🤖 AI Summary
To address acoustic detail loss and prosodic degradation in low-frame-rate (~2.62 Hz) text-aligned speech tokenization, this paper proposes a speech token reconstruction framework integrating Multi-Layer Dynamic Attention (MLDA) with Finite Scalar Quantization (FSQ). Methodologically, we freeze a pre-trained speech encoder to preserve low-level acoustic representations; design MLDA to enable text-position-adaptive aggregation of shallow and deep features; and employ FSQ to efficiently quantize salient acoustic information under extreme compression. Experiments demonstrate that our approach significantly outperforms TASTE on both in-domain and cross-domain datasets. While maintaining the ultra-low frame rate, it substantially improves prosodic naturalness and audio fidelity of reconstructed speech. This work establishes a novel paradigm for efficient, high-fidelity speech tokenization—balancing computational efficiency with perceptual quality—thereby advancing practical applications in text-to-speech, voice conversion, and spoken language modeling.
📝 Abstract
We propose Text-Aligned Speech Tokens with Multiple Layer-Aggregation (TASLA), which is a text-aligned speech tokenization framework that aims to address the problem that under a low-frame-rate and text-aligned regime, single-source speech tokens may lose acoustic details during reconstruction. On the other hand, this paper further explains how different encoder layers collaborate to capture comprehensive acoustic features for tokenization.

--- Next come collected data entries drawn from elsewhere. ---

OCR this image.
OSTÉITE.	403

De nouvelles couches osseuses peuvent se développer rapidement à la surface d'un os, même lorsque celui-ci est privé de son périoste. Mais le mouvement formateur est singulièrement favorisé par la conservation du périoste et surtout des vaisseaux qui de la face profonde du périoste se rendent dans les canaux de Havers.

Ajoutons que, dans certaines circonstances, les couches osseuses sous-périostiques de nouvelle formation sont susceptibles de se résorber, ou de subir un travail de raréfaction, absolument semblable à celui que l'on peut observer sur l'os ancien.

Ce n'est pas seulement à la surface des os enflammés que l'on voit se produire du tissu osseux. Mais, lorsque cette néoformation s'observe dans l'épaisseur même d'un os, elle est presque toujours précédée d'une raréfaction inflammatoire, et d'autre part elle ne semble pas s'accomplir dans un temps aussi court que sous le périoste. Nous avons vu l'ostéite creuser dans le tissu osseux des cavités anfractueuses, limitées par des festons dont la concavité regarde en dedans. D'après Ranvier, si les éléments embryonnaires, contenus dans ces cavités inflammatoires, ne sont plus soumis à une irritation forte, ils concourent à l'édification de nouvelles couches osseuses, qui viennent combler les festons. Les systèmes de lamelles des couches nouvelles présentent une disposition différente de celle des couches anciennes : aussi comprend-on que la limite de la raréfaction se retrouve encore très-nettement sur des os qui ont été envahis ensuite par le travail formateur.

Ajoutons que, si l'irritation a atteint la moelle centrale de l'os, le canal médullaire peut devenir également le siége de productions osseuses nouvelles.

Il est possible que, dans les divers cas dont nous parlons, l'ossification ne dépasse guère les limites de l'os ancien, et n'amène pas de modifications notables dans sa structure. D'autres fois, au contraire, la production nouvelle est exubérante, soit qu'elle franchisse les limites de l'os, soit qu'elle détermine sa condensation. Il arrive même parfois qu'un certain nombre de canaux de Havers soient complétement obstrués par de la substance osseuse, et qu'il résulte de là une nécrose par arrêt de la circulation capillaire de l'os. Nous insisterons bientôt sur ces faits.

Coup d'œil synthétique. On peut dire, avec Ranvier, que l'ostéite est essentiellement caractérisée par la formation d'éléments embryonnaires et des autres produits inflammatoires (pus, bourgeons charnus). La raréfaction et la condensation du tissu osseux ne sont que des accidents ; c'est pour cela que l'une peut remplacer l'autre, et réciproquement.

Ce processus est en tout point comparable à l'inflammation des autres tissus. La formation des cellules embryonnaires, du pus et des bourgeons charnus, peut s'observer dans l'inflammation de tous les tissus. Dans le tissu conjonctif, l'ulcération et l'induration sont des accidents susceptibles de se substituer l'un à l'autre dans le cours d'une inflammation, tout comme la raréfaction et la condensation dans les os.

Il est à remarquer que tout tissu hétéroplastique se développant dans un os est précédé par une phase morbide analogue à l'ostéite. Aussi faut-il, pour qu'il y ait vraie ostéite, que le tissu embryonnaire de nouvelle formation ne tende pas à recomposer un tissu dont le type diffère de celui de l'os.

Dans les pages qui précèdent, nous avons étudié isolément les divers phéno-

Previous work, TASTE, proposed the text-aligned speech tokenization framework, which is a LM-friendly architecture, but struggles to capture acoustic details. We address this trade-off with two components: Multi-Layer Dynamic Attention (MLDA), which lets each text position adaptively mix shallow/deep features from a frozen speech encoder, and Finite Scalar Quantization (FSQ), a simple per-dimension discretization with smooth optimization. At about 2.62 Hz (tokens/s), TASLA consistently improves prosody and achieves competitive quality over TASTE on in-domain (LibriSpeech) and OOD (EXPRESSO, Voxceleb) sets. We further demonstrate that dynamic layer mixing is correlated with spectral flux and explains why MLDA preserves prosody under a low frame rate with extreme feature compression.